BMW is not standing still, though. The company has invested heavily in electrification, aiming to have 25 electric models by 2025. BMW also has a strong presence in China, the largest car market in the world, where it sold over 800,000 cars in 2023. BMW also has a loyal customer base and a strong brand image that could help it retain its market share.

The competition between BMW and Tesla is likely to intensify in 2024 and beyond, as both companies strive to innovate and dominate the global car market. The outcome will depend on many factors, such as consumer preferences, regulations, supply chains and economic conditions.
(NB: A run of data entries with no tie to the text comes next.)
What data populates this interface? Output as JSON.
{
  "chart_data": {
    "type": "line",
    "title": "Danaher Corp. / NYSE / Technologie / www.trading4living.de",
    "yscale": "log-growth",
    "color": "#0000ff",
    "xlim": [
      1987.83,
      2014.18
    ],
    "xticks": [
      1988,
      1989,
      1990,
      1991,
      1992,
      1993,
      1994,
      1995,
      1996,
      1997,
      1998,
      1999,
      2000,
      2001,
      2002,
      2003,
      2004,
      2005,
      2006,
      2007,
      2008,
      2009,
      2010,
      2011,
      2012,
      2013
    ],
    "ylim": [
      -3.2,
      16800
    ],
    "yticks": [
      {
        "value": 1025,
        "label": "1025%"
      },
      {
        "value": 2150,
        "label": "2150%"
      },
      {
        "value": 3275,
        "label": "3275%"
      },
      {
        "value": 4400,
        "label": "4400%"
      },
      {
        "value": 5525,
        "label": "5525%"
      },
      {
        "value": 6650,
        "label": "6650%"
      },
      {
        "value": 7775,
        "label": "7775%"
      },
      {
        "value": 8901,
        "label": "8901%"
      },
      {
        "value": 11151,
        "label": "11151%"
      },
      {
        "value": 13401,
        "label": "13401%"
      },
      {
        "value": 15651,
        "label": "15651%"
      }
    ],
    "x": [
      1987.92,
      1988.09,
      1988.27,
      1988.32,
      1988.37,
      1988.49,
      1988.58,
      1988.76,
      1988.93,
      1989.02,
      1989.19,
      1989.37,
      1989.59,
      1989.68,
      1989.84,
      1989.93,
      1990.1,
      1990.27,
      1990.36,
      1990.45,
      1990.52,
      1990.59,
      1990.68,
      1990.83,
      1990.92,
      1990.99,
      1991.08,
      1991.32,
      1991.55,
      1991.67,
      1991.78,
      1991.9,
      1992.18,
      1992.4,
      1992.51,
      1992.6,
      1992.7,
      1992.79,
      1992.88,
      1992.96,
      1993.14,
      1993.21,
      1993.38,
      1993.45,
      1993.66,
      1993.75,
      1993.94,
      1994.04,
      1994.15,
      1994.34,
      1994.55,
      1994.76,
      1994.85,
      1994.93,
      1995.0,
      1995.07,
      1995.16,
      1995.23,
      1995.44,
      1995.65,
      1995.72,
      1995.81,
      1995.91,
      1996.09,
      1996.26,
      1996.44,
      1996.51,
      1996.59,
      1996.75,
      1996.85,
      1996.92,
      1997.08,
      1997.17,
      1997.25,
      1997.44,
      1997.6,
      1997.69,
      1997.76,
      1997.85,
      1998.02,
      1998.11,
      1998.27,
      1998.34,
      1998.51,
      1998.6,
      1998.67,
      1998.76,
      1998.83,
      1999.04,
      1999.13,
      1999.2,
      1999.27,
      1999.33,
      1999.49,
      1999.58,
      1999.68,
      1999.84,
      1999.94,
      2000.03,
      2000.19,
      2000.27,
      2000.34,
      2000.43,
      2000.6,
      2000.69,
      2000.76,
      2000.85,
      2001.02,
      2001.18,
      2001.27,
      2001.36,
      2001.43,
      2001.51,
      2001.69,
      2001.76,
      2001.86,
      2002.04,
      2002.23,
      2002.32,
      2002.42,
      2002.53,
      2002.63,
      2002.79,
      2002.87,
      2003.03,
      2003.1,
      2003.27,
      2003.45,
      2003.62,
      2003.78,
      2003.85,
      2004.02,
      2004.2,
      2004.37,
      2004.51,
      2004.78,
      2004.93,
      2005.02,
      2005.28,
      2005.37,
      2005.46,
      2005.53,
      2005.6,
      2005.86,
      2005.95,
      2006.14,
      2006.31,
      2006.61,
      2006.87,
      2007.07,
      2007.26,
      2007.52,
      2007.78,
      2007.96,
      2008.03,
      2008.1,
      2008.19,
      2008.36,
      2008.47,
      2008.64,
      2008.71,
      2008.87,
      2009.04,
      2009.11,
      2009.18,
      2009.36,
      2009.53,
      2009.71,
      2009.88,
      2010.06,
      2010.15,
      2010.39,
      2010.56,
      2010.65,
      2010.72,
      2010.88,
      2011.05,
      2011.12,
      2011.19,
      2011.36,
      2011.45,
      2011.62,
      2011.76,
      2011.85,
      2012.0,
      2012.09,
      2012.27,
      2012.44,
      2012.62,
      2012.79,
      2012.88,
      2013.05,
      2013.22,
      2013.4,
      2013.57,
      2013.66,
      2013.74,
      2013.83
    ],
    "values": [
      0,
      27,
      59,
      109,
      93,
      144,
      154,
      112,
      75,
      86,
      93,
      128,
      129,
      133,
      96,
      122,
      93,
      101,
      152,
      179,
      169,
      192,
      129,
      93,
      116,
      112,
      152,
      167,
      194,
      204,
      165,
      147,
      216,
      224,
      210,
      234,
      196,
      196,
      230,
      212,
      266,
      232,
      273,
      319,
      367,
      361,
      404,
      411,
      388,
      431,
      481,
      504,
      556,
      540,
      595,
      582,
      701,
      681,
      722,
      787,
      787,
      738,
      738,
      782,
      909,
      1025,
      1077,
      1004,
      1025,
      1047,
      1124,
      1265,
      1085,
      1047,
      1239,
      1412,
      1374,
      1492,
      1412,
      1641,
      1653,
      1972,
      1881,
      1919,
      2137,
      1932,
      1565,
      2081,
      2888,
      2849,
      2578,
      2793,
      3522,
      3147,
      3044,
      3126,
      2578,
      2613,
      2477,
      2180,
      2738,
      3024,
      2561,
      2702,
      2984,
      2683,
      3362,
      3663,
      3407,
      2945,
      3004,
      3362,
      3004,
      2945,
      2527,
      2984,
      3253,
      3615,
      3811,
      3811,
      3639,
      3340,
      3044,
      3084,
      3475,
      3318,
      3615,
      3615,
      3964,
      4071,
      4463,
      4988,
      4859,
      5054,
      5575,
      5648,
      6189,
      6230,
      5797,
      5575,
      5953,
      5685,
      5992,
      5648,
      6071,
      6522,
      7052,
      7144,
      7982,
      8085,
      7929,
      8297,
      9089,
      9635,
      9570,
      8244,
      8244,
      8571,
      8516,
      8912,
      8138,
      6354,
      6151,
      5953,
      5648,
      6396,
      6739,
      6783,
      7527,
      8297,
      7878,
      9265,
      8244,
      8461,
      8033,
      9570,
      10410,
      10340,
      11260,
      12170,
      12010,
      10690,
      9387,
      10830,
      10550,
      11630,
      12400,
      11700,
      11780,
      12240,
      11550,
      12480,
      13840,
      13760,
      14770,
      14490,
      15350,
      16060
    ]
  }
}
However, one thing is certain: the future of mobility is electric.

One of the biggest challenges for BMW is the transition to electric vehicles (EVs). BMW has been a pioneer in developing hybrid and plug-in hybrid models, but it has lagged behind some of its competitors in launching fully electric cars. According to Statista, BMW had only 4.9% of the global EV market share in 2020, compared to 18% for Tesla and 16.8% for Volkswagen Group.

BMW has announced that it aims to have 25 electrified models by 2023, of which more than half will be fully electric. However, this will require significant investments in research and development, production capacity, charging infrastructure, and marketing.

BMW has to contend with not only traditional rivals such as Mercedes-Benz and Audi, but also with newcomers such as Tesla, Lucid Motors, and Nio, who are challenging BMW’s leadership in innovation, design, and performance. Moreover, BMW has to adapt to the changing preferences and demands of customers in different regions, especially in China, which is now BMW’s largest market. BMW has to balance its global brand identity with local customization and differentiation.

BMW is well aware of these challenges and has devised strategies to address them. BMW is investing heavily in electrification, digitalization, and sustainability, as well as expanding its portfolio of products and services. BMW is also strengthening its partnerships with suppliers, dealers, and customers, as well as collaborating with other companies and institutions on various projects. BMW is confident that it can overcome the difficulties and maintain its position as a premium car maker in the future.